The fundamental problem I see with primary volume deduplication on “live” data sets, is the complete lack of intelligence of the deduplication service. It doesn’t matter how often a data set is read, or by how many applications, current products treat the data the same. So, what is my primary concern? “Hot Spots” on the disk sub-systems. This is something that has been around as a concern, and a reality for databases, and will continue to grow as an application problem.
Where else have I seen disk hot-spots recently? NFSroot in the HPC environment, when clusters are configured with diskless nodes, and a single boot image. The idea, is that most of a Linux OS is the same binaries, and that you should be able to boot an entire cluster off of a single image, plus some extra space each node needs for swap and configuration information. Did anyone honestly think that some storage vendor(slide 6) or x86 based virtualization engine came up with the idea of a single boot image?
The problem with this method, and areas that need to be addressed, how do we handle moments of massive access against the same data set. In the instance of NFSroot, when a cluster is booting, or when applications change, the NFSroot loaded operating system puts a serious strain on the storage sub-system.
So the primary problem with traditional storage systems, is they only have 2 levels of service for a given volume at a given time. They have cache and they have the the HDDs that the volume is configured on. Cache is typically limited, due to cost, and the ability to maintain data state in the event of a power failure, however, locking a volume into a single type of HDD is a thing of the past. Several years ago SAM-FS was able to utilize it’s file system for HSM (Hierarchical Storage Management), also known as ILM (Information Lifecycle Management). however, these technologies where really tied to applications for open systems, and typically were one-way data movement, from expensive production quality disk, to archive disk, or active tape. FalconStor, a few years ago, within the IPStor product had
something called HotZone®, which created a virtual extended disk cache via RAM or SSD, more of a caching head then a full tiering solution. Products like, Dell | Equallogic PS-series storage with automated load balancing and storage tiering, and Compellent’s Data Progression™, give a new option for data access. In both cases, when areas of data require higher levels of performance, these solutions have the ability to migrate that data to a higher class of storage, thus eliminating, or minimizing hot spots within the data set.

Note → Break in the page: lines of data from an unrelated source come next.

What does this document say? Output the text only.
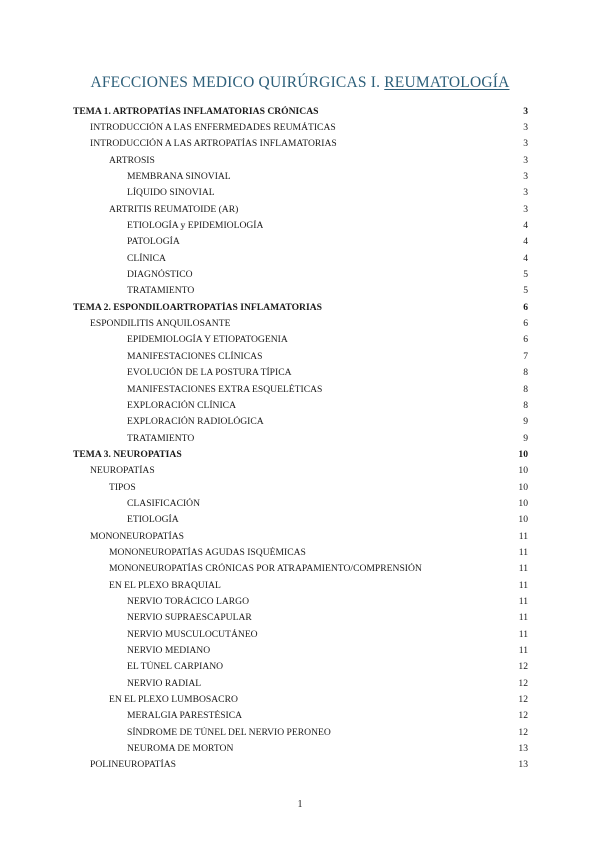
AFECCIONES MEDICO QUIRÚRGICAS I. REUMATOLOGÍA
TEMA 1. ARTROPATÍAS INFLAMATORIAS CRÓNICAS	3
INTRODUCCIÓN A LAS ENFERMEDADES REUMÁTICAS	3
INTRODUCCIÓN A LAS ARTROPATÍAS INFLAMATORIAS	3
ARTROSIS	3
MEMBRANA SINOVIAL	3
LÍQUIDO SINOVIAL	3
ARTRITIS REUMATOIDE (AR)	3
ETIOLOGÍA y EPIDEMIOLOGÍA	4
PATOLOGÍA	4
CLÍNICA	4
DIAGNÓSTICO	5
TRATAMIENTO	5
TEMA 2. ESPONDILOARTROPATÍAS INFLAMATORIAS	6
ESPONDILITIS ANQUILOSANTE	6
EPIDEMIOLOGÍA Y ETIOPATOGENIA	6
MANIFESTACIONES CLÍNICAS	7
EVOLUCIÓN DE LA POSTURA TÍPICA	8
MANIFESTACIONES EXTRA ESQUELÉTICAS	8
EXPLORACIÓN CLÍNICA	8
EXPLORACIÓN RADIOLÓGICA	9
TRATAMIENTO	9
TEMA 3. NEUROPATIAS	10
NEUROPATÍAS	10
TIPOS	10
CLASIFICACIÓN	10
ETIOLOGÍA	10
MONONEUROPATÍAS	11
MONONEUROPATÍAS AGUDAS ISQUÉMICAS	11
MONONEUROPATÍAS CRÓNICAS POR ATRAPAMIENTO/COMPRENSIÓN	11
EN EL PLEXO BRAQUIAL	11
NERVIO TORÁCICO LARGO	11
NERVIO SUPRAESCAPULAR	11
NERVIO MUSCULOCUTÁNEO	11
NERVIO MEDIANO	11
EL TÚNEL CARPIANO	12
NERVIO RADIAL	12
EN EL PLEXO LUMBOSACRO	12
MERALGIA PARESTÉSICA	12
SÍNDROME DE TÚNEL DEL NERVIO PERONEO	12
NEUROMA DE MORTON	13
POLINEUROPATÍAS	13
1
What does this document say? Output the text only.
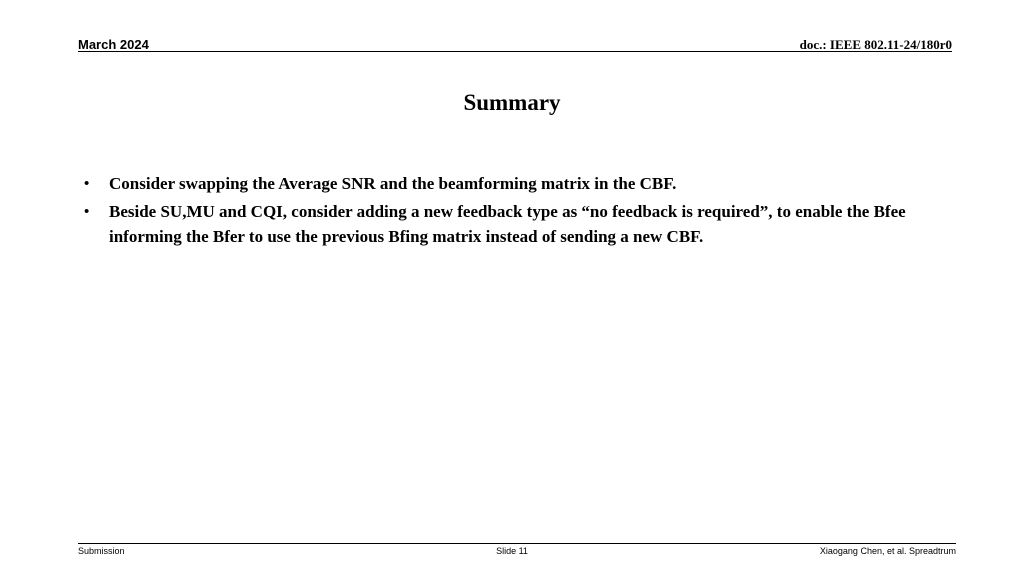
March 2024	doc.: IEEE 802.11-24/180r0
Summary
• Consider swapping the Average SNR and the beamforming matrix in the CBF.
• Beside SU,MU and CQI, consider adding a new feedback type as “no feedback is required”, to enable the Bfee informing the Bfer to use the previous Bfing matrix instead of sending a new CBF.
Submission	Slide 11	Xiaogang Chen, et al. Spreadtrum
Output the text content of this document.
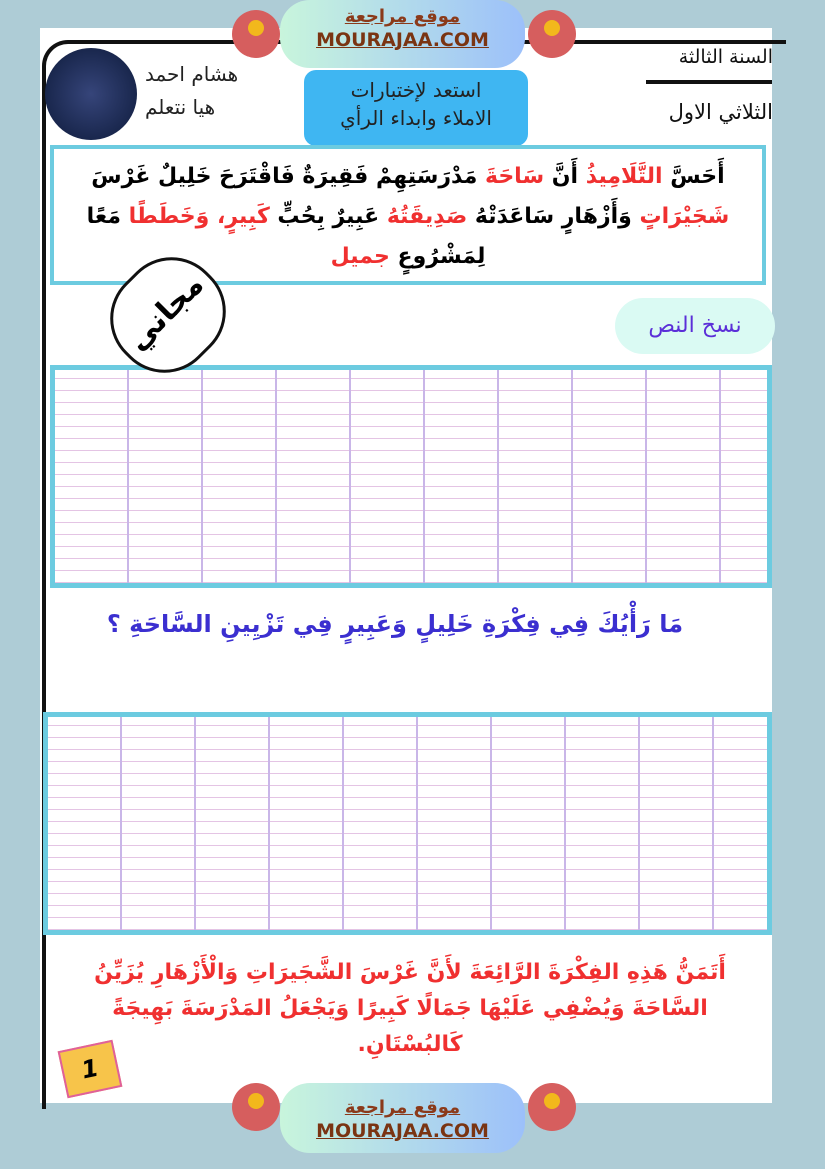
موقع مراجعة
MOURAJAA.COM
السنة الثالثة
الثلاثي الاول
استعد لإختبارات
الاملاء وابداء الرأي
هشام احمد
هيا نتعلم
أَحَسَّ التَّلَامِيذُ أَنَّ سَاحَةَ مَدْرَسَتِهِمْ فَقِيرَةٌ فَاقْتَرَحَ خَلِيلٌ غَرْسَ شَجَيْرَاتٍ وَأَزْهَارٍ سَاعَدَتْهُ صَدِيقَتُهُ عَبِيرٌ بِحُبٍّ كَبِيرٍ، وَخَطَطًا مَعًا لِمَشْرُوعٍ جميل
مجاني	نسخ النص
مَا رَأْيُكَ فِي فِكْرَةِ خَلِيلٍ وَعَبِيرٍ فِي تَزْيِينِ السَّاحَةِ ؟
أَتَمَنُّ هَذِهِ الفِكْرَةَ الرَّائِعَةَ لأَنَّ غَرْسَ الشَّجَيرَاتِ وَالْأَزْهَارِ يُزَيِّنُ السَّاحَةَ وَيُضْفِي عَلَيْهَا جَمَالًا كَبِيرًا وَيَجْعَلُ المَدْرَسَةَ بَهِيجَةً كَالبُسْتَانِ.
1
موقع مراجعة
MOURAJAA.COM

So, it would sound like I’m plugging products based on the previous paragraph, however, what I’m trying to point out, is that deduplication is prone to quickly cause hot spots within applications, and could be especially risky for Virtualized OSs running on Deduplicated storage. Enhanced virtualization within the storage layer can help reduce these areas of contention. So, what is my solution?
- Products that are offering deduplication services for primary production volumes will need to at some point need to address
- As virtualization software continues to move towards single image storage (and deduplication at the application layer), storage vendors will have to keep up with the ever changing storage performance requirements.
- Deduplication intelligence needs to mature to the point where it can be aware that not all data regardless of sameness, night still need to be excluded.
I would love to hear peoples thoughts on this!
Related articles:
- Information Lifecycle Management: Cost Reduction for Your Bottom Line
- Storage stats paint disastrous picture
- Opinion: The downsides to server virtualization
Posted in Deduplication, SAN and NAS |
1 Comment »

October 7th, 2008 at 10:49 am
For deduplicated VMware and virtualised storage, hot spots are all goodness.
With NetApp’s PAM module (which makes the cache very large indeed), deduplicated blocks that get hot will be served from cache. There is, after all, only one block that is shared multiple times; why re-read it and make the disks hot? For instance this can be used to alleviate problems caused by VMware boot storms in VDI implemnetations.
Systems that don’t virtualise storage and don’t dedupe can’t do this at all. Forget caching or hot storage disks without it; deduplication is the prerequisite requirement to fixing this problem.